There is a nuance to consider when it comes to AI Rules.
AI – factually not an “intelligence”, but an automation of mediality – has at least two interrelated fundamental differences from what we call natural intelligence*.
As data driven self-reference software, AI applications are not necessarily physically bound, and as globally networkable, they are not physically located, but may be decoupled in certain applications for security reasons, which would make in a long-term perspective little sense.
A human being, on the other hand, is a subject being: while humans communicate with one another, human communication requires mediality - that is, media in the broadest sense - from languages to AI.
Moreover, we should not forget that technology with its rational science is an instrument of intersubjective construction of reality by means of joint action, whereby the fundamental function of AI is being an automation medium of intersubjectivity, i.e. human communication, which enables the functional overcoming of subjectivity, the enabling infrastructure or the actuality management.
The fundamental differences indicated above must be considered in the KI rules.
“You should…” inspired by biblical "Thou shalt…" or "Be…" are the wrong formulas to propel self-regulating systems without being subjectively pre-emptive.
In addition, AI rules are used to "address" systems that, for the most part, are not yet there but should be organized according to the rules (the discourses of AI-Emergence or Post-AI-Era). So, the rules have to pay attention to the epistemological specifics of the other intelligence in advance, if these rules are to be more than just PR of tech giants.

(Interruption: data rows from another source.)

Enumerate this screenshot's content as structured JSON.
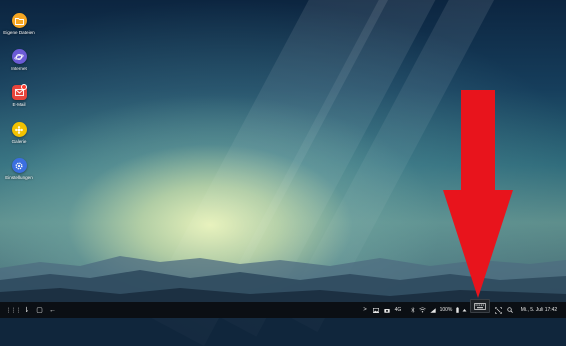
{
  "desktop": {
    "icons": [
      {
        "label": "Eigene Dateien",
        "icon": "folder-icon",
        "color": "#f5a623"
      },
      {
        "label": "Internet",
        "icon": "planet-icon",
        "color": "#6b5bd6"
      },
      {
        "label": "E-Mail",
        "icon": "mail-icon",
        "color": "#e8453c"
      },
      {
        "label": "Galerie",
        "icon": "flower-icon",
        "color": "#f2c200"
      },
      {
        "label": "Einstellungen",
        "icon": "gear-icon",
        "color": "#3b6fe0"
      }
    ]
  },
  "annotation": {
    "arrow_color": "#e8141c",
    "points_to": "keyboard-icon"
  },
  "taskbar": {
    "left_buttons": [
      {
        "icon": "apps-grid-icon",
        "glyph": "⋮⋮⋮"
      },
      {
        "icon": "recents-icon",
        "glyph": "⇂"
      },
      {
        "icon": "home-icon",
        "glyph": "▢"
      },
      {
        "icon": "back-icon",
        "glyph": "←"
      }
    ],
    "tray": {
      "expand_glyph": ">",
      "battery": "100%",
      "network_label": "4G",
      "datetime": "Mi., 5. Juli 17:42"
    }
  }
}
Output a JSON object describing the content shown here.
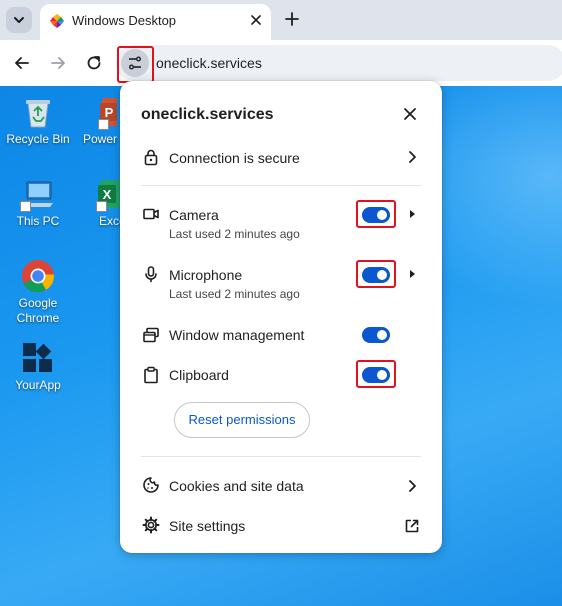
{
  "browser": {
    "tab_title": "Windows Desktop",
    "url": "oneclick.services"
  },
  "desktop": {
    "icons": [
      {
        "label": "Recycle Bin",
        "icon": "recycle-bin-icon"
      },
      {
        "label": "PowerP",
        "icon": "powerpoint-icon"
      },
      {
        "label": "This PC",
        "icon": "this-pc-icon"
      },
      {
        "label": "Exce",
        "icon": "excel-icon"
      },
      {
        "label": "Google Chrome",
        "line1": "Google",
        "line2": "Chrome",
        "icon": "chrome-icon"
      },
      {
        "label": "YourApp",
        "icon": "yourapp-icon"
      }
    ]
  },
  "popup": {
    "title": "oneclick.services",
    "connection": "Connection is secure",
    "permissions": [
      {
        "label": "Camera",
        "sub": "Last used 2 minutes ago",
        "enabled": true,
        "highlighted": true
      },
      {
        "label": "Microphone",
        "sub": "Last used 2 minutes ago",
        "enabled": true,
        "highlighted": true
      },
      {
        "label": "Window management",
        "sub": "",
        "enabled": true,
        "highlighted": false
      },
      {
        "label": "Clipboard",
        "sub": "",
        "enabled": true,
        "highlighted": true
      }
    ],
    "reset_label": "Reset permissions",
    "cookies_label": "Cookies and site data",
    "site_settings_label": "Site settings"
  },
  "colors": {
    "toggle_on": "#0b57d0",
    "highlight_box": "#e3101d",
    "desktop_blue": "#1a98f0"
  }
}
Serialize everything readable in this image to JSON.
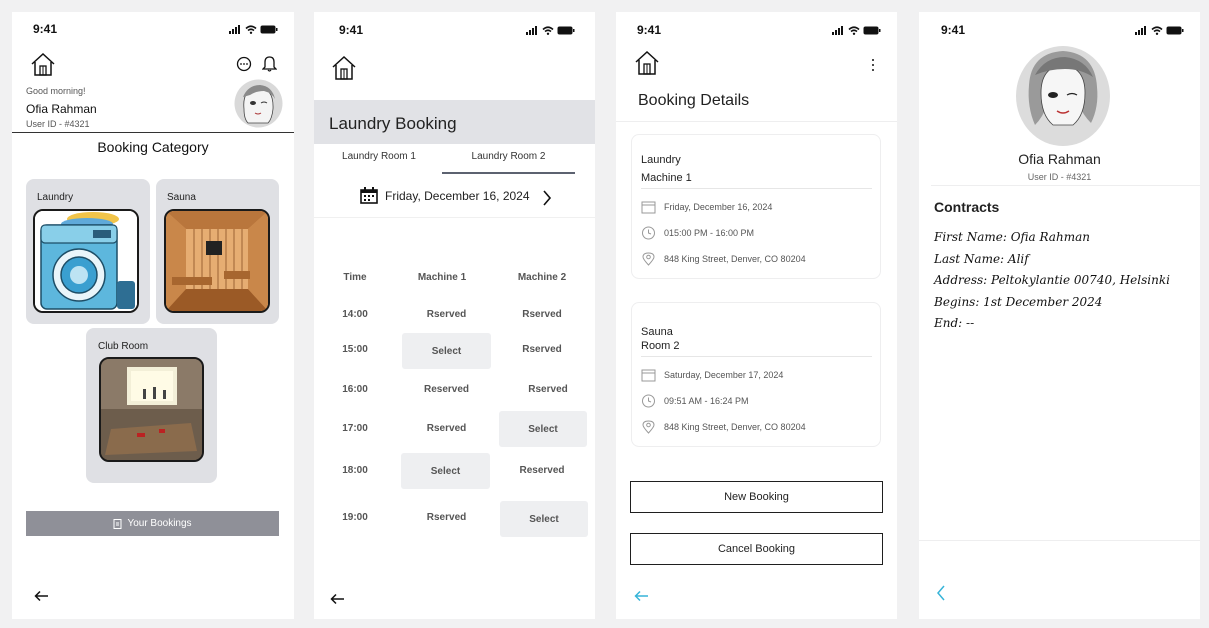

* In an actually leading discourse, strongly influenced by economic and technological interests of the short-term management thinking, AI is defined not out of its epistemological relevance, but just as an emerging somehow necessary practice-tool. For example, according to the cognitive scientist and an influential practitioner Marvin Minsky, AI is “the science of making machines do things that would require intelligence if done by men.” As a practice-tool it is also mainstream-defined through its technological appearance – deep or machine learning, neural networks etc. In both categories of intelligence, the actuality of things is focused, not their potentiality, which – especially in relation to human intelligence – a useful, but not a very consistent view.
According a consequently thought out perspective of cybernetic philosophy, which I use to refer, we should understand both “intelligences” in their potentiality or as a dialectical unity (in categories of Hegelian logic).